Narratives and performance of identity and citizenship: stories, histories and performances of (civic) belonging and exclusion throughout the Spanish-speaking world (and, in comparative perspective, the Portuguese-speaking world), with reference to contemporary questions of local, national, and global citizenship. We are particularly interested in negotiations and remappings of the relationship of the individual and the community (understood at the local, regional, national, international, and global levels), including exploration of nested and overlapping communities and the complex identities associated with them. There are, for instance, particular flashpoints which today are drawing the attention of scholars, such as medieval Spain, colonial Latin America (e.g., past and present contact between European and indigenous communities), and today’s migratory contact zones (e.g., US Latino communities, Muslims in contemporary Spain, and other diasporic communities in Latin America).

 

 

Empire, colonialism, and post-coloniality

Empire, colonialism, and post-coloniality: the discursive construction of empire/colony and post-independence nation-states within the Hispanic world, as well as the Hispanic world as it has participated in and generated discussions about the relationship between coloniality and modernity, with particular emphasis on how those discussions have emerged at different times and in various places, as well as their past and present impact. We are interested in promoting connections between domains that have been narrowly defined by chronology (e.g., early modern vs modern), geography (e.g., Spain vs Latin America), discursive genre (e.g., literary vs non-literary discourse) and discipline (e.g., literary/cultural studies vs history vs anthropology vs linguistics). Again, our approach moves between and beyond these divisions to foster new lines of inquiry which are not constrained by these established divisions.

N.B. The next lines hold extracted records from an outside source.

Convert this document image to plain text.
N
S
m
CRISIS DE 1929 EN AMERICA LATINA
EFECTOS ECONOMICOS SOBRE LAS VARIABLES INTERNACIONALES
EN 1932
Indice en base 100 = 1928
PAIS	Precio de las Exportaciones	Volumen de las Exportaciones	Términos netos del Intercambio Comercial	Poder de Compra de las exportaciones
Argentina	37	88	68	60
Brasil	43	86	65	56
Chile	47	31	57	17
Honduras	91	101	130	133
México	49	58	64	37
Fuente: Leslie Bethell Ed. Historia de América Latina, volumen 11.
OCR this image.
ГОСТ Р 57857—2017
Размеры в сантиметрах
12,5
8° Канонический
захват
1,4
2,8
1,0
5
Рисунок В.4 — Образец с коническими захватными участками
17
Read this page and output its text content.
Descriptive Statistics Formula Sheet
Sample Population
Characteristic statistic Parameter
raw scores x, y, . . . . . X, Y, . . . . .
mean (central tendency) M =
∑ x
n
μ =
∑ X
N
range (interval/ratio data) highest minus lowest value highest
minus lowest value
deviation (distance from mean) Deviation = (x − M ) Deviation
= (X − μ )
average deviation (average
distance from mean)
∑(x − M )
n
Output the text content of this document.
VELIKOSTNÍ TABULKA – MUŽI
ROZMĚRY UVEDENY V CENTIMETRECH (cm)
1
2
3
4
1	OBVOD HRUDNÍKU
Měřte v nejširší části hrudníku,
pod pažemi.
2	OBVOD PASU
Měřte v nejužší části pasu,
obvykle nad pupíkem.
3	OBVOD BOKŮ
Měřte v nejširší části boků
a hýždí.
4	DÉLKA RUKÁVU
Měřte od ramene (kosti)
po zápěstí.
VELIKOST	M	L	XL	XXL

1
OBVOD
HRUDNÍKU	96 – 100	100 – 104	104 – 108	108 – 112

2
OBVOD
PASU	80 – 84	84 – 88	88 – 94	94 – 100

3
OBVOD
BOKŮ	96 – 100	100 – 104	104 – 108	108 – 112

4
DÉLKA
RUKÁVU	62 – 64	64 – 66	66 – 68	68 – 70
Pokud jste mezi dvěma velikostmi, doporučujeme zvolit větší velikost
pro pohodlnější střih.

Translating language and culture

Translating language and culture: translation as a multi-functional phenomenon and a metaphor of communication that links literary and cultural studies with intercultural discourse analysis and notions of communicative and cultural competence in a wide range of contexts, with both theoretical and practical dimensions. Our aim here is not to train students in methods of translation, but rather to explore translatio (‘crossing from one side to another’), as a past and present practice of everyday life in the cross-cultural contacts that have characterized all Hispanic (and Lusophone) communities. We are interested in the study of translation in a broad sense, as a process of communication that entails (mis)understanding, negotiation, and transformation. This critical approach to the study of translation and intercultural discourse includes exploration of literary translation, indigenous communities’ negotiation of imperial language and practices of power (e.g., as manifested in the legal system), and practices of bilingualism (e.g., Spanglish and similar phenomena as multifaceted sets of linguistic practices and as metaphors and emblems of cultural hybridity).